Adeno-associated virus (AAV)-mediated gene therapies for central nervous system (CNS) disorders are experiencing a period of rapid development. A string of recent clinical trial outcomes for rare and complex CNS disorders complemented by preclinical studies in animal models continue to highlight both the prospects and challenges facing therapeutic gene transfer to the brain. 1–3 Notably, regional disparities in AAV vector spread within the brain parenchyma and transgene expression have spurred efforts in two key areas: optimizing physical methods of CNS dosing and better characterizing AAV biology in the brain. 4 In this issue of Molecular Therapy, Heller et al. 5 highlight a third temporal component that shines a spotlight on the interface of CNS disease and AAV biology.

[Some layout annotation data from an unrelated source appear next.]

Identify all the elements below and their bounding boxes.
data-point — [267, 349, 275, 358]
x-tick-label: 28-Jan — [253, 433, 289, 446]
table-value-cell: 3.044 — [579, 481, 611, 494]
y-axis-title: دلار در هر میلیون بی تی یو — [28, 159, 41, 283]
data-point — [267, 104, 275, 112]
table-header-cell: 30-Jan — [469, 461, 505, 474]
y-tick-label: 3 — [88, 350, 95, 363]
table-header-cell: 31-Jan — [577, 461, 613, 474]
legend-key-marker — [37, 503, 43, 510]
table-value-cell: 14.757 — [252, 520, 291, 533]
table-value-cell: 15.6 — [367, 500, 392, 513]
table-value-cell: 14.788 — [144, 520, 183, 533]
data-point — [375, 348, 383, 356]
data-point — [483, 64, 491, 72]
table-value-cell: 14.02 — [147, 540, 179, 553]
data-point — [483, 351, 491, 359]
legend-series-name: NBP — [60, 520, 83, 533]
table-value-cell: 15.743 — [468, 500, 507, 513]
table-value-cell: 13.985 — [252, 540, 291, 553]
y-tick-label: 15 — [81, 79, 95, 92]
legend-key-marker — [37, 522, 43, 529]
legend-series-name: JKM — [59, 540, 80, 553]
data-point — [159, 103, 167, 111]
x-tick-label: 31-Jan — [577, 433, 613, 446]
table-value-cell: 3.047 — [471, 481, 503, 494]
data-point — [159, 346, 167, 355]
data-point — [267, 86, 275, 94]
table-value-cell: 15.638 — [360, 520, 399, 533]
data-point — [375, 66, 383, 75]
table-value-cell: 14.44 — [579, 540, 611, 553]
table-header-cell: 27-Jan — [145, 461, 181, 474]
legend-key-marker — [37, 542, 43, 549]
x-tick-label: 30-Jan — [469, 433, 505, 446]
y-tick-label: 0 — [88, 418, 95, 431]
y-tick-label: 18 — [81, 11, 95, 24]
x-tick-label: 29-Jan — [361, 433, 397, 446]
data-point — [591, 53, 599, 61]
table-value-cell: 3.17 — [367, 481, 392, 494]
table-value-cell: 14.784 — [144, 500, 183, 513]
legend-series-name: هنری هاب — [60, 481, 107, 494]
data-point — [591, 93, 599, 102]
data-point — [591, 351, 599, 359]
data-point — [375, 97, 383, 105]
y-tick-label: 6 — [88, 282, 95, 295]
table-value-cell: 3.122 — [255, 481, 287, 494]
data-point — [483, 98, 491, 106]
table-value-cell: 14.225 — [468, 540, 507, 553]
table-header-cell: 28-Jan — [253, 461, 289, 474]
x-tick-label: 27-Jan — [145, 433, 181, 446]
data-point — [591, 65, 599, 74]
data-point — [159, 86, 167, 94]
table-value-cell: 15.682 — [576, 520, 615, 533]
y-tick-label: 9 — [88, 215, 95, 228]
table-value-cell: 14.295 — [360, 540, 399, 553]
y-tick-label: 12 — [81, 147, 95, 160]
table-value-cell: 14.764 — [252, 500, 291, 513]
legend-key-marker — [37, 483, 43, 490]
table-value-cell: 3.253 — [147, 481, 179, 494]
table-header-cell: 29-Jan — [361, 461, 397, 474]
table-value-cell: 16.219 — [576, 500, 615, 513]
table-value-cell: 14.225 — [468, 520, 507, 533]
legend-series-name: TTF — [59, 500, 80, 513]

Krabbe disease (KD), also known as globoid cell leukodystrophy, affects newborn children, often leading to death within the first few years of life. 6 As KD is caused by loss-of-function mutations in the lysosomal enzyme galactosylceramidase (GALC), several groups have published promising results showing that AAV-delivered GALC significantly improves behavior and pathology in Twitcher mice, a murine model for KD. 7–9 These results have sparked optimism for treating KD via AAV gene therapy. In a recent long-term study, the Heller group found that AAV9-GALC-treated Twitcher mice showed little to no signs of disease for most of their significantly lengthened lifespans. 7 However, a wide range of lifespans were found to result from the treatment, suggesting differences in underlying factors affecting long-term survival. Upon deeper investigation, Heller et al. 5 found that late-onset focal lesions of demyelination develop in white matter following AAV9-GALC treatment. Interestingly, the lesions developed in areas where, at earlier time points, the investigators observed healthy tissue with robust GALC expression, suggesting waning efficacy.